The unlikely hero of “Hunt for the Wilderpeople” is a 13-year-old troublemaker, or at least that’s how his child welfare supervisor describes him when she introduces him to his umpteenth foster parents.
Ricky Baker is an overweight, city kid who’s been kicked out of so many foster homes that he’s down to his last option — a crusty old married couple who live off the land in a rundown farmhouse in the middle of nowhere, or more precisely, on the edge of the unforgiving New Zealand bush. Ricky takes one look at the backward condition of the place — no television, no cellphone service, no internet — and decides he’d rather spend his teenage years “in juvie.”

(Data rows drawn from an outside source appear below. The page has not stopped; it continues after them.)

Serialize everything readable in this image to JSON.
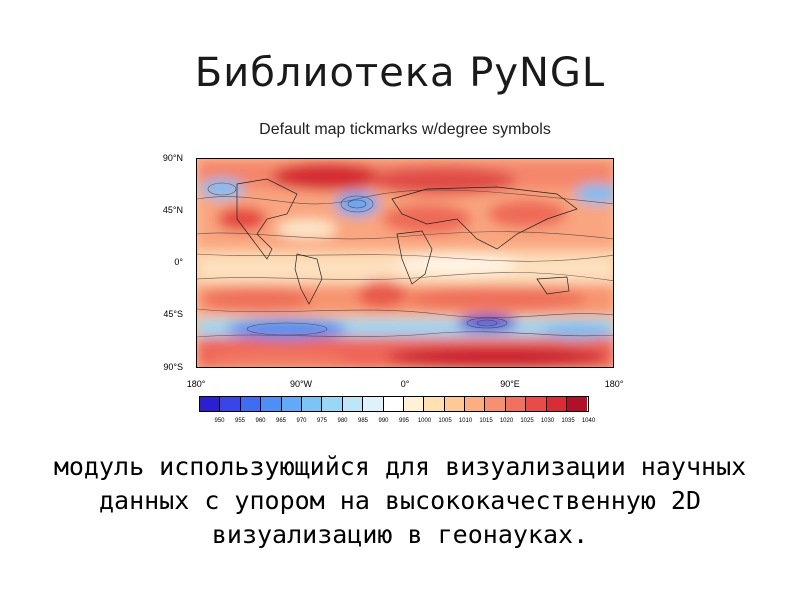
{
  "slide": {
    "title": "Библиотека PyNGL",
    "body": "модуль использующийся для визуализации научных данных с упором на высококачественную 2D визуализацию в геонауках."
  },
  "figure": {
    "title": "Default map tickmarks w/degree symbols",
    "lat_ticks": [
      "90°N",
      "45°N",
      "0°",
      "45°S",
      "90°S"
    ],
    "lon_ticks": [
      "180°",
      "90°W",
      "0°",
      "90°E",
      "180°"
    ],
    "colorbar_labels": [
      "950",
      "955",
      "960",
      "965",
      "970",
      "975",
      "980",
      "985",
      "990",
      "995",
      "1000",
      "1005",
      "1010",
      "1015",
      "1020",
      "1025",
      "1030",
      "1035",
      "1040"
    ],
    "colorbar_colors": [
      "#2b1fd0",
      "#3a45e8",
      "#3f6cf0",
      "#4d8ff4",
      "#62aaf6",
      "#7cc3f6",
      "#9ad6f6",
      "#bfe5f6",
      "#dff1fa",
      "#ffffff",
      "#fff1d6",
      "#fee0b2",
      "#fdc996",
      "#fbae82",
      "#f79070",
      "#f2705f",
      "#e84c4a",
      "#d82c36",
      "#b10f2a"
    ]
  }
}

Ricky likes to think of himself as “a menace to society,” but you can tell he’s got a soft heart, and he’s eventually won over when his new guardians give him a dog, which he promptly names “Tupac.” He’s also mightily impressed when he watches his new “Mom” hunt down a wild boar with nothing but a knife. Learning how to skin animals and shoot a rifle gives a Ricky a new lease on life, a fantasy life that suddenly seems to him like a combination of “Scarface” and “The Lord of the Rings.”
About a half hour into the film a dramatic turn of events sends Ricky and his new “Dad” (Sam Neill) scurrying into the woods to hide from authorities. The bulk of the film consists of the two of them making the best of a life on the run deep in bush country. It manages to be poignant and funny in equal measure.
Fans of “What We Do in the Shadows” may be disappointed that “Hunt for the Wilderpeople” isn’t more caustic. But for a family movie, it’s refreshing that it retains as much of that quirky Kiwi sense of humor as it does.